Controversial plans to introduce new hate crime laws in Scotland would mark a “threat to freedom of expression” MSPs have been warned.
The BBC, Sheriffs Association and newspaper chiefs are among a range of civic leaders who have raised concerns over aspects of the proposed new legislation.
Their views are among more than 2,000 submissions which have been sent to Holyrood’s Justice committee.
Justice Secretary Humza Yousaf has insisted that the Hate Crime and Public Order (Scotland) Bill does not seek to stifle public debate but said the government will seek to find “compromise over concerns which have been raised.
But he insisted the main purpose of the bill is to address crimes motivated by hatred and prejudice which “will not be tolerated in modern Scotland.”
Concerns have previously been raised over the prospect of people being prosecuted for behaviour deemed “insulting” and that an offence may be committed even where there was no intent to do so.
It is feared that pundits on current affairs shows or journalists voicing controversial opinions in a newspaper column may find themselves prosecuted.

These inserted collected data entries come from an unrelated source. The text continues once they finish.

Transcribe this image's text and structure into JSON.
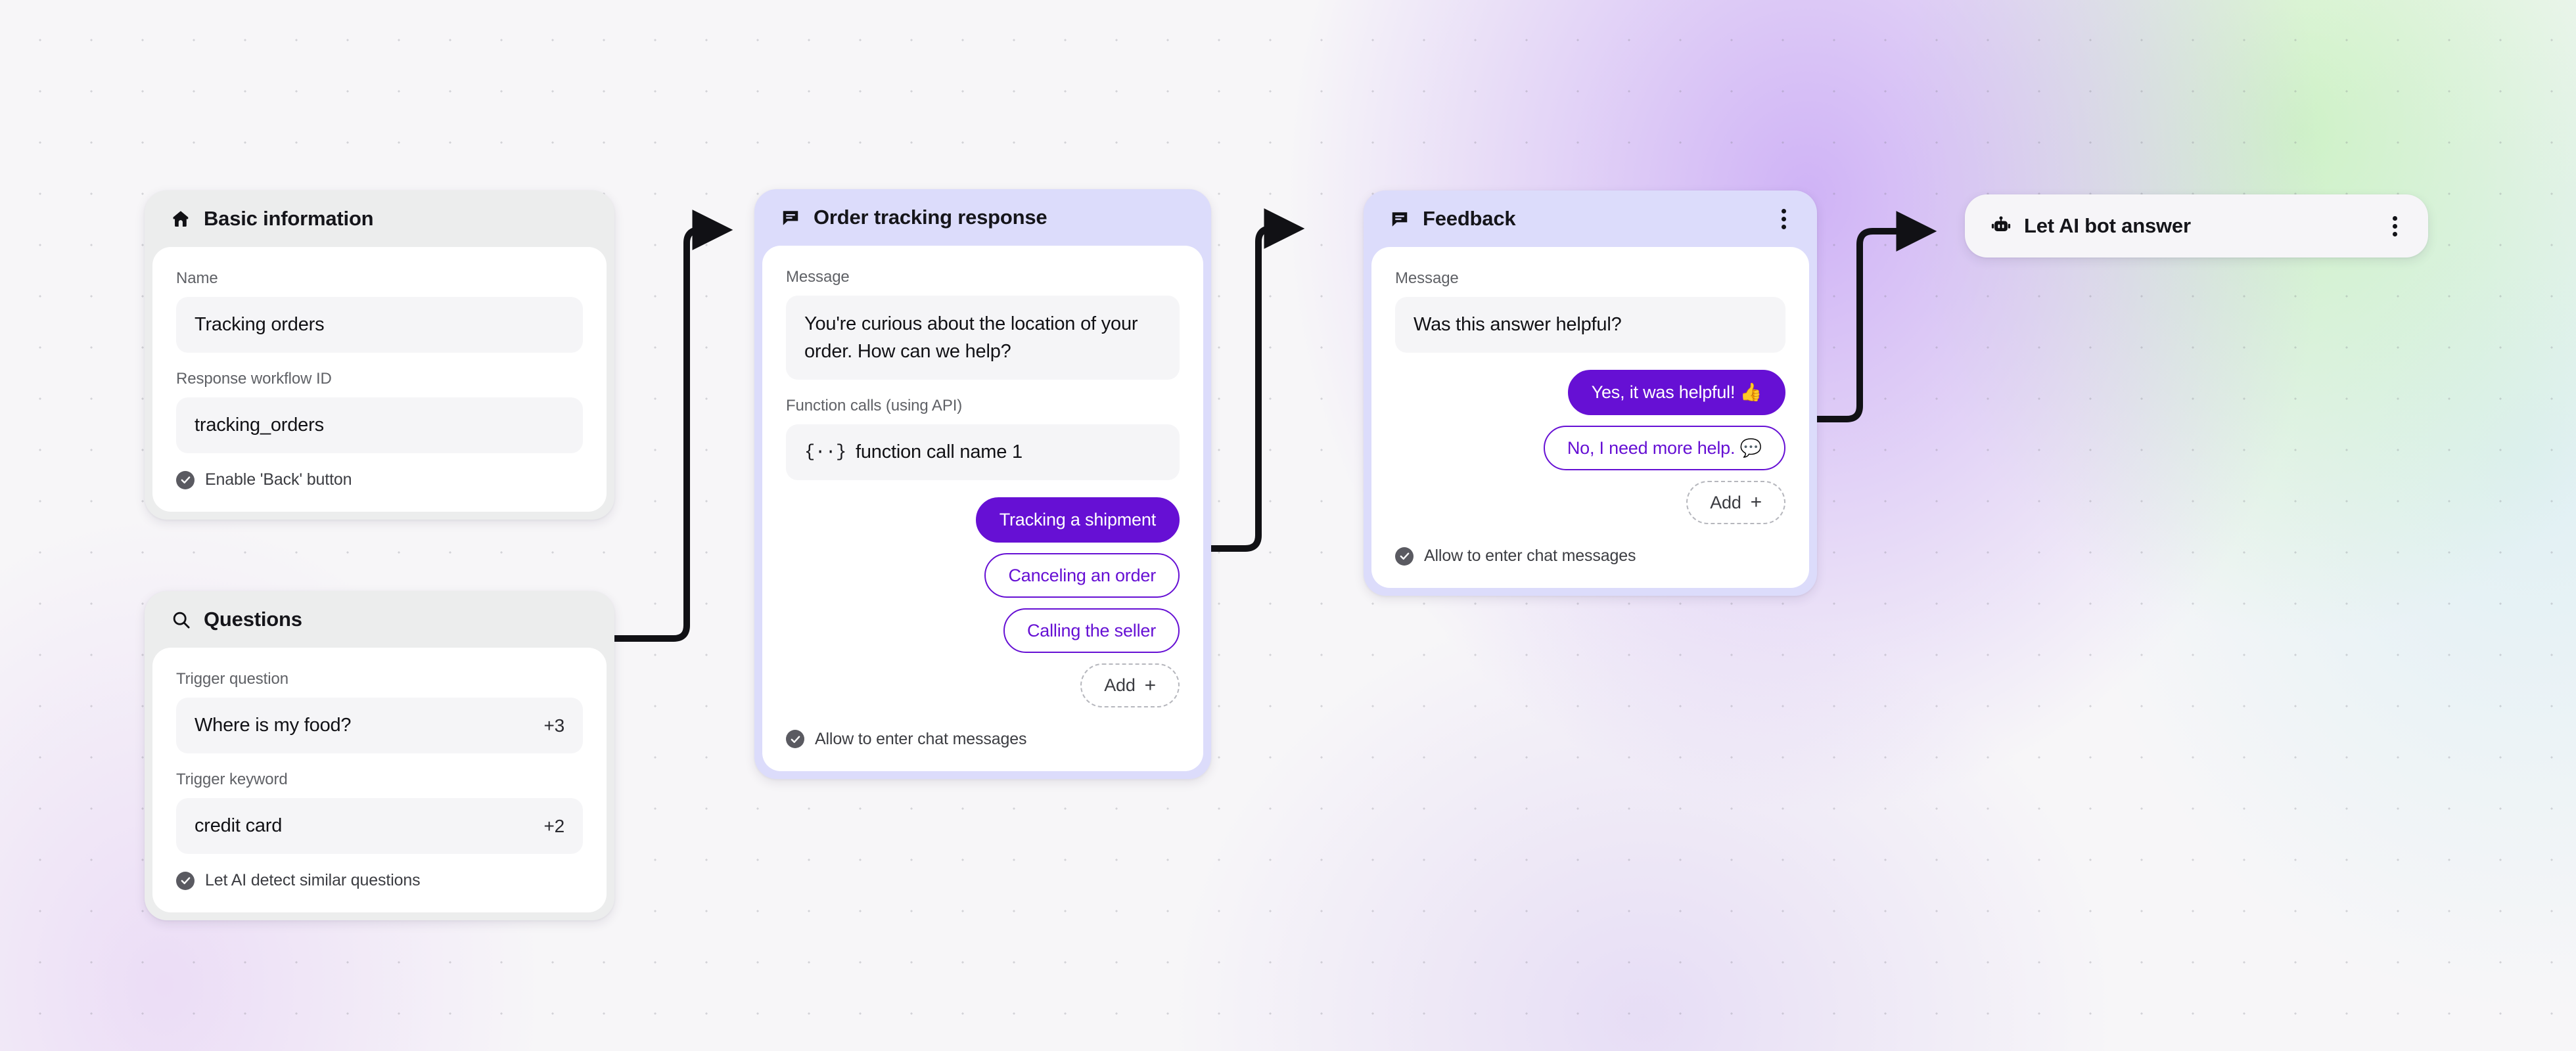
{
  "canvas": {
    "background_left": "#f7f6f8",
    "accent_purple": "#6610d4",
    "card_lilac": "#dcdcfb",
    "card_gray": "#eceded"
  },
  "cards": {
    "basic_information": {
      "icon": "home-icon",
      "title": "Basic information",
      "fields": [
        {
          "label": "Name",
          "value": "Tracking orders"
        },
        {
          "label": "Response workflow ID",
          "value": "tracking_orders"
        }
      ],
      "checkbox": {
        "label": "Enable 'Back' button",
        "checked": true
      }
    },
    "questions": {
      "icon": "search-icon",
      "title": "Questions",
      "fields": [
        {
          "label": "Trigger question",
          "value": "Where is my food?",
          "more": "+3"
        },
        {
          "label": "Trigger keyword",
          "value": "credit card",
          "more": "+2"
        }
      ],
      "checkbox": {
        "label": "Let AI detect similar questions",
        "checked": true
      }
    },
    "order_tracking_response": {
      "icon": "message-icon",
      "title": "Order tracking response",
      "message_label": "Message",
      "message_value": "You're curious about the location of your order. How can we help?",
      "function_label": "Function calls (using API)",
      "function_value": "function call name 1",
      "function_brace": "{··}",
      "chips": [
        {
          "label": "Tracking a shipment",
          "style": "solid"
        },
        {
          "label": "Canceling an order",
          "style": "outline"
        },
        {
          "label": "Calling the seller",
          "style": "outline"
        }
      ],
      "add_label": "Add",
      "add_plus": "+",
      "checkbox": {
        "label": "Allow to enter chat messages",
        "checked": true
      }
    },
    "feedback": {
      "icon": "message-icon",
      "title": "Feedback",
      "menu_icon": "kebab-menu-icon",
      "message_label": "Message",
      "message_value": "Was this answer helpful?",
      "chips": [
        {
          "label": "Yes, it was helpful! 👍",
          "style": "solid"
        },
        {
          "label": "No, I need more help. 💬",
          "style": "outline"
        }
      ],
      "add_label": "Add",
      "add_plus": "+",
      "checkbox": {
        "label": "Allow to enter chat messages",
        "checked": true
      }
    },
    "let_ai_bot_answer": {
      "icon": "robot-icon",
      "title": "Let AI bot answer",
      "menu_icon": "kebab-menu-icon"
    }
  },
  "connectors": [
    {
      "from": "questions",
      "to": "order_tracking_response"
    },
    {
      "from": "order_tracking_response_chip_tracking_a_shipment",
      "to": "feedback"
    },
    {
      "from": "feedback_chip_yes_it_was_helpful",
      "to": "let_ai_bot_answer"
    }
  ]
}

And the Sheriff’s Association call for the term “insulting” to be removed from the legislation. “There is no definition of what amounts to “insulting” behaviour or material,” the body states in a submission.
“If insulting behaviour or material is to be criminalised a statutory definition should be included in the legislation as this goes beyond what has previously been criminalised.”
The Scottish Newspaper Society warns that publishing “robust opinion and comment” is part accountability in a democracy, but that the legislation creates a “potent weapon” to thwart this.
It said: “We strongly believe this bill represents such a considerable threat to freedom of the press that if it does make it into statute it must only be with absolute exemptions to prevent expensive, damaging and dangerous investigations before they start.”
And a statement from BBC Scotland said: “BBC Scotland strongly shares the concerns expressed by the Scottish Newspaper Society as to the impact on freedom of expression of this Bill.” Opposition parties at Holyrood are now calling on the Scottish Government to rethink the bill.
“Humza Yousaf must heed this avalanche of opposition and think very carefully about the most appropriate way to take this forward,” Tory justice spokesman Liam Kerr said.